The start of a new year is the ideal time to take stock of your food safety practices and commit to meaningful improvements. Unlike personal resolutions that fade by February, these five food safety changes are practical, achievable, and will make a tangible difference to your compliance, your food hygiene rating, and — most importantly — the safety of your customers. Whether you run a single-site restaurant or manage multiple locations, these resolutions will strengthen your operation in 2026.
Resolution 1: Switch to Digital Records
If you are still relying on paper temperature logs, cleaning checklists, and handwritten delivery records, 2026 is the year to go digital. Paper records are prone to being lost, damaged, or filled in retrospectively (which EHOs can spot immediately). Digital record-keeping systems offer time-stamped entries that cannot be backdated, automatic alerts when temperatures fall outside safe ranges, cloud storage that protects records from loss, and easy retrieval during inspections. The investment is modest — many systems are available as affordable monthly subscriptions — and the return in terms of compliance confidence is significant. EHOs increasingly expect to see digital systems and view them as evidence of a well-managed operation.

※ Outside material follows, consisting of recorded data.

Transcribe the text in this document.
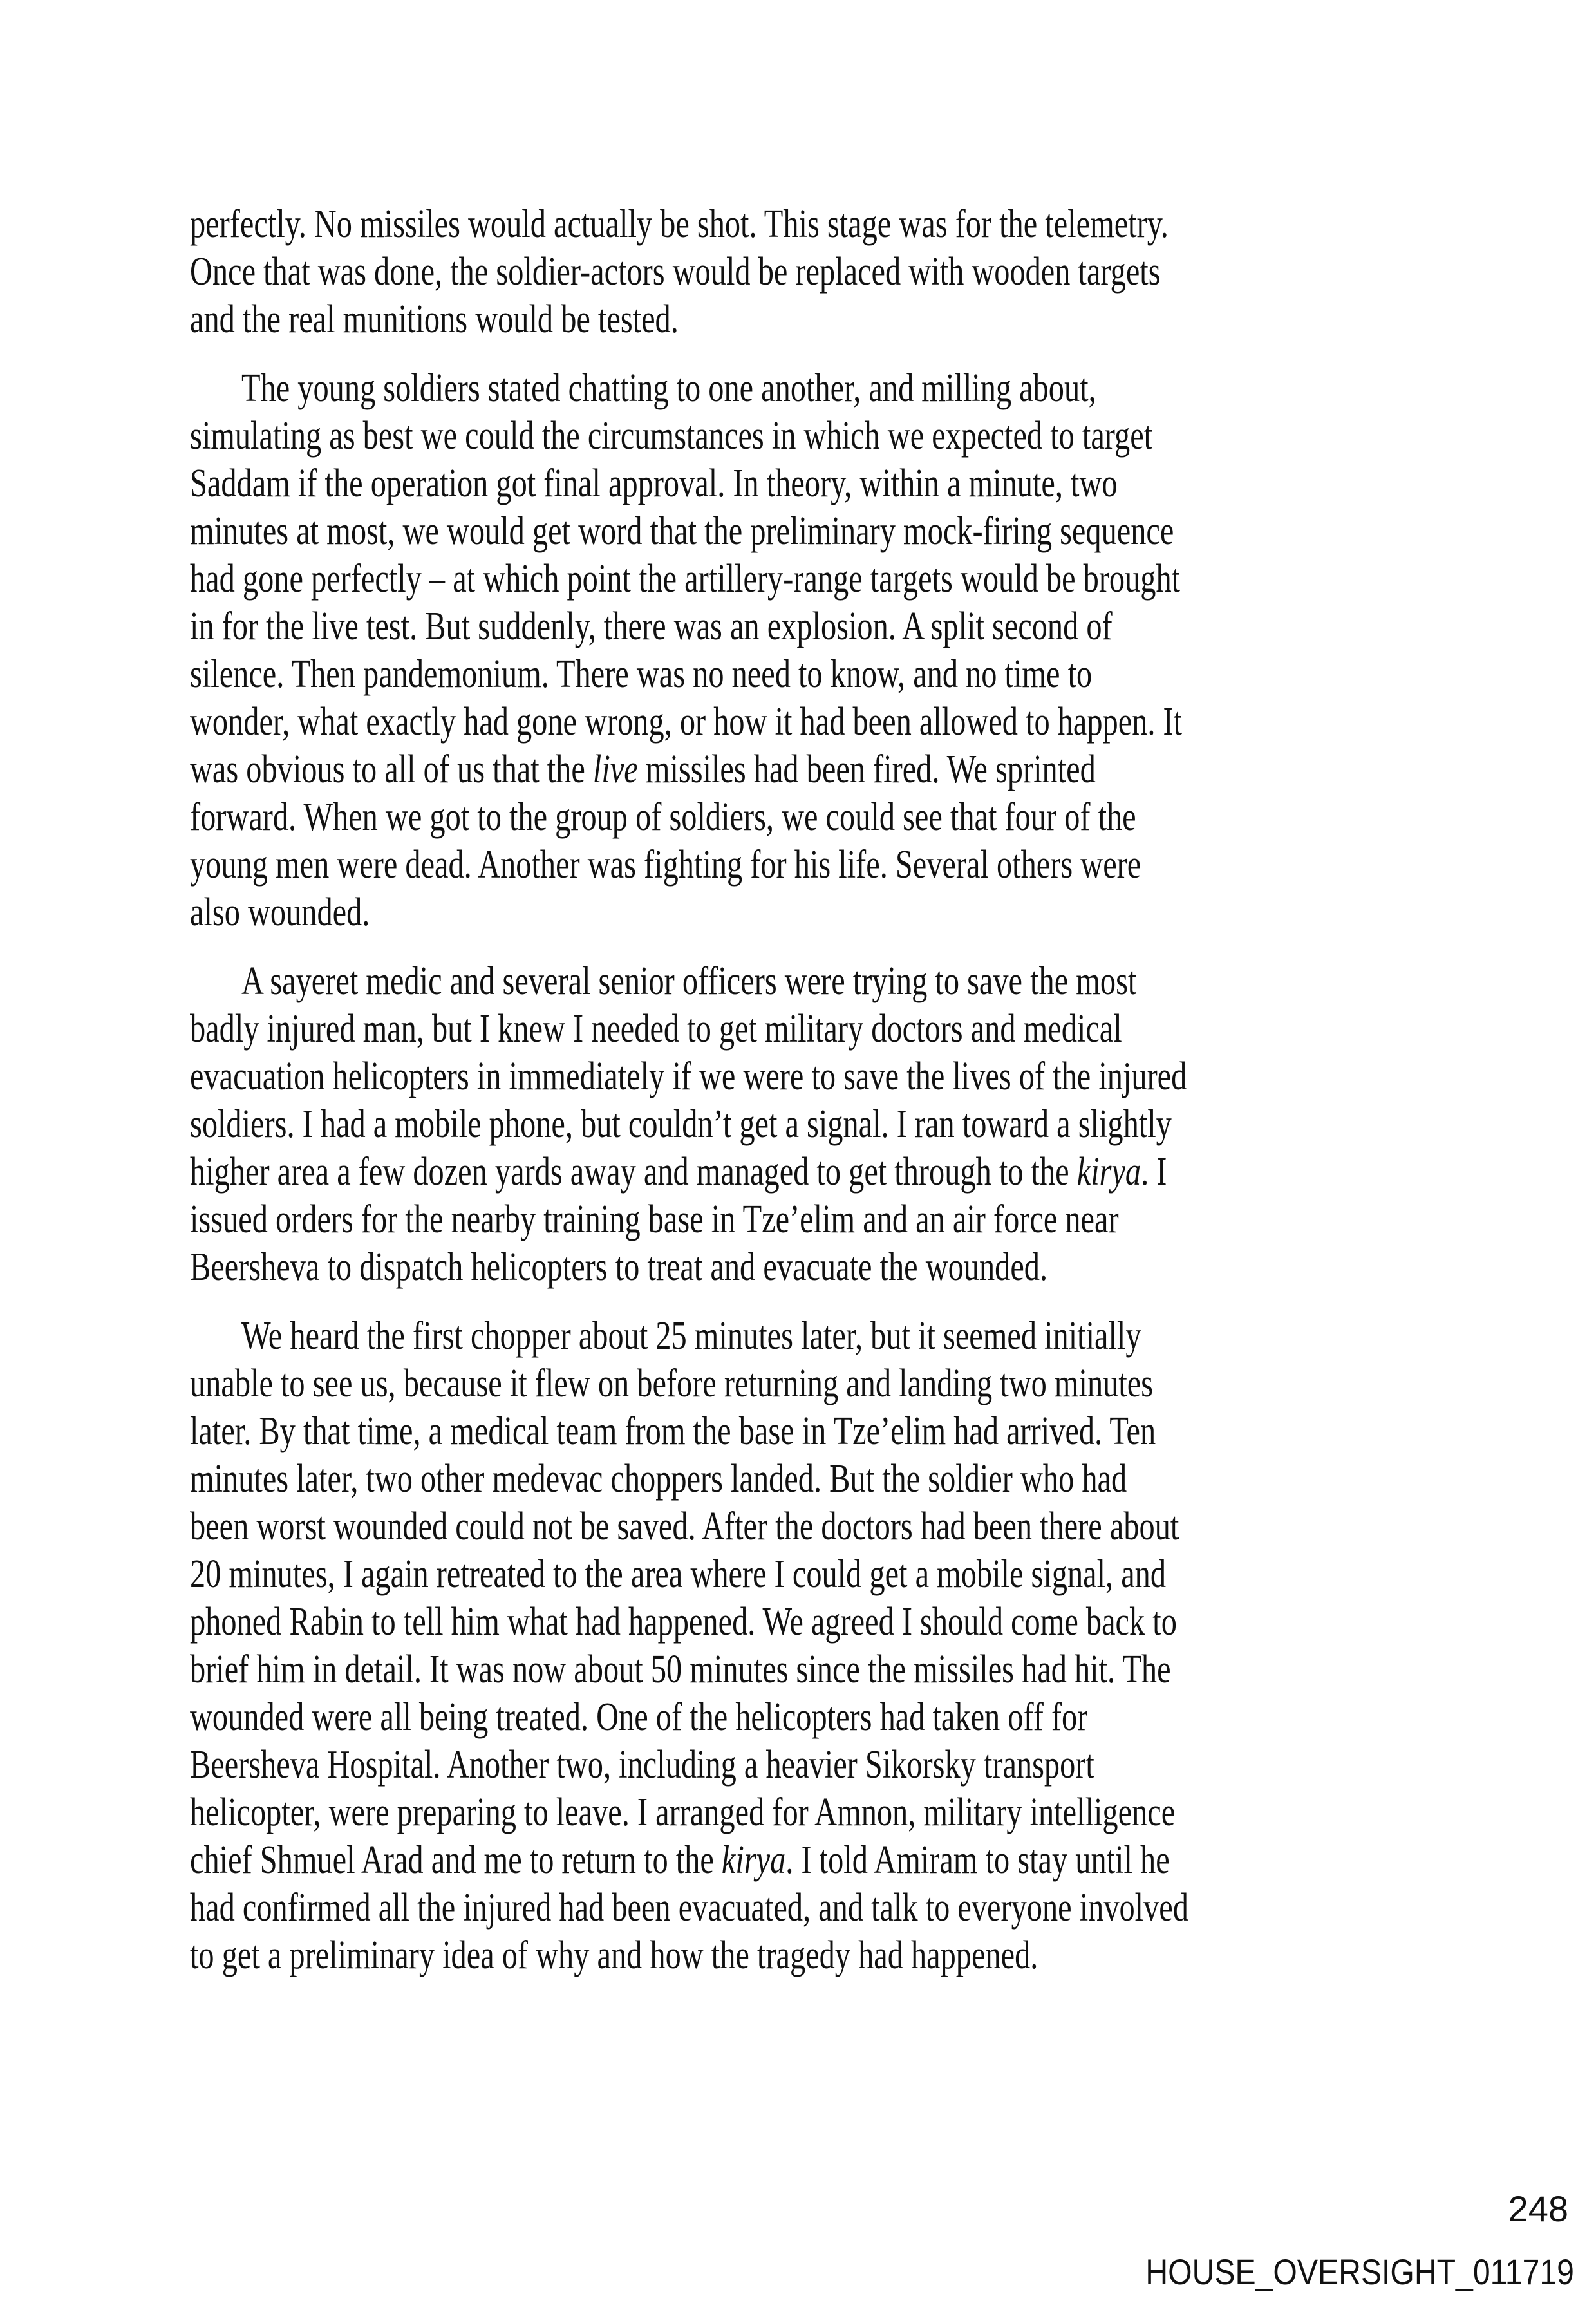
perfectly. No missiles would actually be shot. This stage was for the telemetry.
Once that was done, the soldier-actors would be replaced with wooden targets
and the real munitions would be tested.
The young soldiers stated chatting to one another, and milling about,
simulating as best we could the circumstances in which we expected to target
Saddam if the operation got final approval. In theory, within a minute, two
minutes at most, we would get word that the preliminary mock-firing sequence
had gone perfectly – at which point the artillery-range targets would be brought
in for the live test. But suddenly, there was an explosion. A split second of
silence. Then pandemonium. There was no need to know, and no time to
wonder, what exactly had gone wrong, or how it had been allowed to happen. It
was obvious to all of us that the live missiles had been fired. We sprinted
forward. When we got to the group of soldiers, we could see that four of the
young men were dead. Another was fighting for his life. Several others were
also wounded.
A sayeret medic and several senior officers were trying to save the most
badly injured man, but I knew I needed to get military doctors and medical
evacuation helicopters in immediately if we were to save the lives of the injured
soldiers. I had a mobile phone, but couldn’t get a signal. I ran toward a slightly
higher area a few dozen yards away and managed to get through to the kirya. I
issued orders for the nearby training base in Tze’elim and an air force near
Beersheva to dispatch helicopters to treat and evacuate the wounded.
We heard the first chopper about 25 minutes later, but it seemed initially
unable to see us, because it flew on before returning and landing two minutes
later. By that time, a medical team from the base in Tze’elim had arrived. Ten
minutes later, two other medevac choppers landed. But the soldier who had
been worst wounded could not be saved. After the doctors had been there about
20 minutes, I again retreated to the area where I could get a mobile signal, and
phoned Rabin to tell him what had happened. We agreed I should come back to
brief him in detail. It was now about 50 minutes since the missiles had hit. The
wounded were all being treated. One of the helicopters had taken off for
Beersheva Hospital. Another two, including a heavier Sikorsky transport
helicopter, were preparing to leave. I arranged for Amnon, military intelligence
chief Shmuel Arad and me to return to the kirya. I told Amiram to stay until he
had confirmed all the injured had been evacuated, and talk to everyone involved
to get a preliminary idea of why and how the tragedy had happened.
248
HOUSE_OVERSIGHT_011719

Resolution 2: Refresh Your HACCP Plan
When did you last review your HACCP plan? If the answer is "when we first wrote it," you are overdue. A HACCP plan is a living document that must reflect your current menu, suppliers, equipment, and processes. Changes to any of these elements can introduce new hazards that your existing plan does not cover. Set a date in January to sit down with your team and walk through every critical control point. Are your critical limits still appropriate? Are your monitoring procedures being followed? Have any corrective actions been needed that suggest a systemic problem? Document the review and keep it as part of your due diligence records.
Resolution 3: Invest in Advanced Training
Level 2 food hygiene is the legal minimum, but it is just that — a minimum. In 2026, consider upgrading your team's skills with advanced food safety training. Level 3 food safety management training equips supervisors and managers with the deeper understanding needed to design, implement, and monitor food safety systems effectively. Specialist courses in allergen management, HACCP principles, and food safety auditing add further value. Training is also a powerful staff retention tool — team members who feel invested in are more likely to stay.
Resolution 4: Calibrate Your Thermometers
Probe thermometers are one of the most important tools in any kitchen, yet they are frequently neglected. An inaccurate thermometer can give you a false sense of security, leading you to believe food has reached a safe temperature when it has not. Calibrate your thermometers at the start of the year and then at least monthly thereafter. The simplest method is the ice point check: fill a container with crushed ice and a small amount of water, insert the probe, and verify it reads between minus 1 and plus 1 degree Celsius. Record every calibration check. Replace any thermometer that consistently reads outside the acceptable range. Budget for new probe thermometers annually — they are inexpensive compared to the cost of a food safety failure.
Resolution 5: Build a Food Safety Culture
This is perhaps the most impactful resolution of all. A genuine food safety culture means that every team member — from the head chef to the kitchen porter — understands why food safety matters and takes personal ownership of it. It is the difference between a kitchen where standards are maintained only when the manager is watching and one where they are maintained because everyone genuinely cares. Building this culture requires leading by example, celebrating good practice rather than only punishing failures, encouraging staff to report near-misses without fear of blame, involving the team in food safety decision-making, and making food safety a regular topic in team meetings rather than something discussed only during annual training.
Measuring Your Progress
Resolutions without accountability rarely stick. Use our food hygiene rating improvement checklist to benchmark where you are today and track improvements throughout the year. Take our free risk assessment to identify your most pressing areas for improvement and create a prioritised action plan for the year ahead.
Frequently Asked Questions
How often should a HACCP plan be reviewed?
Your HACCP plan should be reviewed at least annually, and additionally whenever there are changes to your menu, suppliers, equipment, premises, or processes. Any food safety incident should also trigger an immediate review of the relevant sections.
What is the best digital record-keeping system for small restaurants?
There are several affordable options designed specifically for UK food businesses. Look for a system that offers temperature logging, cleaning checklists, delivery checks, and supplier management in one platform. The key features to prioritise are time-stamped entries, automatic alerts, and easy export for EHO inspections.
Is Level 3 food safety training worth the investment?
Absolutely. Level 3 training gives managers the knowledge to design and manage food safety systems, conduct internal audits, and respond effectively to incidents. EHOs view Level 3 qualified managers as a strong indicator of a well-run operation, which can positively influence your food hygiene rating.